Advice from Miss Palm Tree: I love our invitations, but honestly, if you have room in your budget, buy them. Or at least source parts of them out—the printing, the assembly, whatever. Not only did I create/tweak a design and the wording, but I printed it onto card stock. We cut the card stock and used adhesives to stick it onto fancy backing paper (that we also cut to size). We cut the RSVP cards and put them in their envelopes. We hole-punched hearts, we cut ribbon, we hole-punched info cards, we assembled the cards on the ribbon, MOH Mem tied the ribbon (the one time I tried I ripped the sides of the invite…sigh), I addressed the invites, we stamped and sealed them. It’s a lot, hive, and it took us two sittings—one of which consisted of well over seven hours—to complete them.

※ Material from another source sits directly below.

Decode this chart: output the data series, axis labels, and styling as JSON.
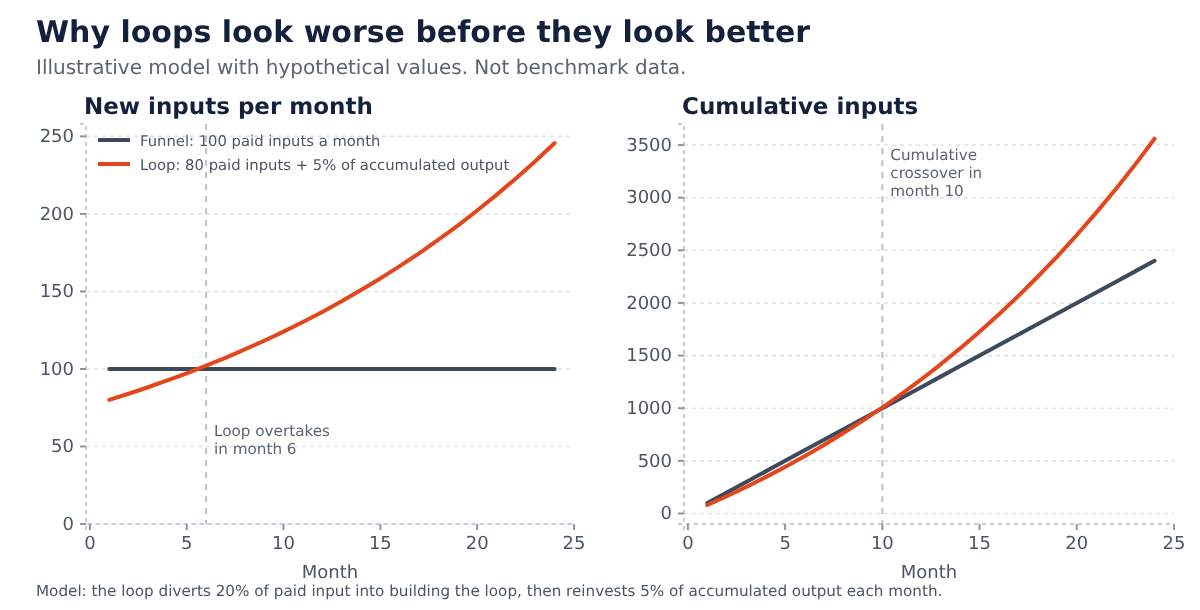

All I could think in the back of my head was, “These are going to end up in the garbage.” I’m not even hating on that. I get it: paper, clutter, whatever. Of course you’re going to recycle/throw away the invitation because why keep it? Granted, I keep the really nice ones, because I’m sentimental and goofy, but there are plenty that still make it into File 13, you know? That’s fine. But to know that’s the inevitable end result of our bruised thumbs and damaged nerves and chunks of time…siiiiiiiiiiiiiigh. Pour one out for the homies, hive. Invitations can be a bitch.
Enough misery. Let’s get to the details. I purchased the envelopes from Envelope Mall, on the recommendation from a coworker. This was a total win. I went with the Stardream line for everything, including the backing paper.
As I mentioned in the posts about our dress experiences, my bridal party is fairly far flung. BM Blackout currently resides on the West Coast and Rev. Fun is representing the ATL, while the rest of us are in/near Pittsburgh. When we were together for the dress extravaganza, we hammered out dates for the shower and bachelorette party. It was best to just pick ‘em and commit, making sure they were on everyone’s radars well ahead of time.
Personal photo from BM Y / Me with my adorable “Miss Palm Tree on Weddingbee!” announcement and decorations. How freaking cute is this?!
I know I’m a tad crazy about this “getting things done early” kick, but I just wanted to say that I would recommend having a shower a little bit earlier to ANY and EVERY bride. First of all, my girls did a seriously kick-ass job, and although they would’ve made it baller no matter what, it helped that they had so much time to dedicate to it and to be able to do things in bits and pieces. Second of all, as a bride, I cannot imagine having a shower super close to the wedding. Although I didn’t do much in terms of action, knowing I’d have to dedicate what would likely be an entire weekend to something when there were 93,598,345,987 time-sensitive things going on at the same time would stress me out to the max. Third, it was nice to include a passive aggressive “Hope to see you at the wedding!” line in the thank you notes as a gentle nudge to return the RSVPs. Fourth, it is so nice to have a little buffer in between everything and really feel like you’re in the midst of your wedding season the entire time. Late February shower, early April bachelorette party, late May wedding – it’s honestly like the whole first half of the year. I’ll only be doing this once, I want to relish every single moment of being a bride because it won’t come again for me, you know?